As I grew older, I began to see even less of my mother but the reasons started to change. She met Rinpoche and she decided she had had enough of living selfishly, and wanted to do something for others. So she devoted herself to the Dharma centre, doing whatever needed to be done to keep Kechara going.

So even though I saw less of my mother, when I did see her, I noticed that she was considerably happier and more even-tempered. She would still put up a fight if she felt an injustice was being committed, and she wouldn’t hesitate to shout at us to instil some discipline.

But the difference was that she stopped doing it as a reaction to some other part of her life that wasn’t going so well.

Why I love my mother is simple – she never keeps the truth from us. When I was 15, my mother told me, “If I knew back then what I know now, I never would have had you kids. I am now spending over 20 years dedicating my life to just three people, when I could’ve have spent 20 years dedicating my life to so many more.”

Most people would think that that’s sick, weird and twisted, and something totally inappropriate to tell your child. Well, you know what? When my mother told me that, it made me respect her all the more.

Why? 1) she had the courage to tell me that, and she knew I’d understand, 2) that is how great her capacity to love is.

If a child is supposed to get a mother’s unconditional love, and my mother is saying that actually, EVERYONE deserves her unconditional love, you do not know how lucky you are that my mother thinks that way of you.
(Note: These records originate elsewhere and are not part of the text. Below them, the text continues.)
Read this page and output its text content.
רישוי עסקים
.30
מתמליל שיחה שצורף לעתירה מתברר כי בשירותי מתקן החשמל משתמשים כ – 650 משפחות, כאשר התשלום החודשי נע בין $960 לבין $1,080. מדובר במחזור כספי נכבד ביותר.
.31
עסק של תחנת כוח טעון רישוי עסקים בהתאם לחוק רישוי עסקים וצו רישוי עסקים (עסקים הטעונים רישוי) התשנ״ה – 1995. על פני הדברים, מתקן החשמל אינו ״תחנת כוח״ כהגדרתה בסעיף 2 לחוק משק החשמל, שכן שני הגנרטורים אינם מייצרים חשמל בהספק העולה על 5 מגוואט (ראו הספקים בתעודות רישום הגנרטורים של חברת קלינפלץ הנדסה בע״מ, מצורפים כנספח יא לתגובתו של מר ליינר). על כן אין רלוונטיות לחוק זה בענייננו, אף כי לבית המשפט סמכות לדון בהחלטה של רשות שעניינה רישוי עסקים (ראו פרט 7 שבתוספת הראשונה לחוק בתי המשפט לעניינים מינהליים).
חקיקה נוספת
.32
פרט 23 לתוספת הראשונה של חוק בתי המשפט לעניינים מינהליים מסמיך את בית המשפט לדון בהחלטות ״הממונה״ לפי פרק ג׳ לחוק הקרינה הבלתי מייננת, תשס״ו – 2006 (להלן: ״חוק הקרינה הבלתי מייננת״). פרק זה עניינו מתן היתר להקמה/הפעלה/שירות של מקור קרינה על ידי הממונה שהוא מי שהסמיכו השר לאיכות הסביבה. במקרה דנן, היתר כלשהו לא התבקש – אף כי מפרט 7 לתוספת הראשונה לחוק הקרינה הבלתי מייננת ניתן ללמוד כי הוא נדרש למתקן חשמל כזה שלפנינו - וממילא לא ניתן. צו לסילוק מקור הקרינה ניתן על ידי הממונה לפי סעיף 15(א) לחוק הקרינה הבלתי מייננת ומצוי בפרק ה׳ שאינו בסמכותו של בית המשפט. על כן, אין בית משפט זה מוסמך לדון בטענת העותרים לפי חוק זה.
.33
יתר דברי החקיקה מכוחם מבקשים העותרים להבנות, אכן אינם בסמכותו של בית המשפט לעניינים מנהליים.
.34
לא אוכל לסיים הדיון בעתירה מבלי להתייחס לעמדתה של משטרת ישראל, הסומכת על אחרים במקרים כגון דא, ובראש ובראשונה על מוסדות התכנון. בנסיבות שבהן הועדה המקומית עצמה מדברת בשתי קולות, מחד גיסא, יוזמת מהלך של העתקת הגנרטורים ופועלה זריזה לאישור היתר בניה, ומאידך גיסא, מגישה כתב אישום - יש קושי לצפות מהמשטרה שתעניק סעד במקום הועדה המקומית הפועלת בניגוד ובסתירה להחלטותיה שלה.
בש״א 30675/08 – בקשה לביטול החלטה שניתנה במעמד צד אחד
She will stand up for you when you’re down, make sure you learn the right lessons about life and teach you to stand on your own two feet…and you don’t even have to come from her womb.

That’s the kind of person my mother is. So my mother might not be the richest, smartest, prettiest or most well-connected in the room but I KNOW my mother will always be the kindest wherever she goes, and that’s why I love my mother.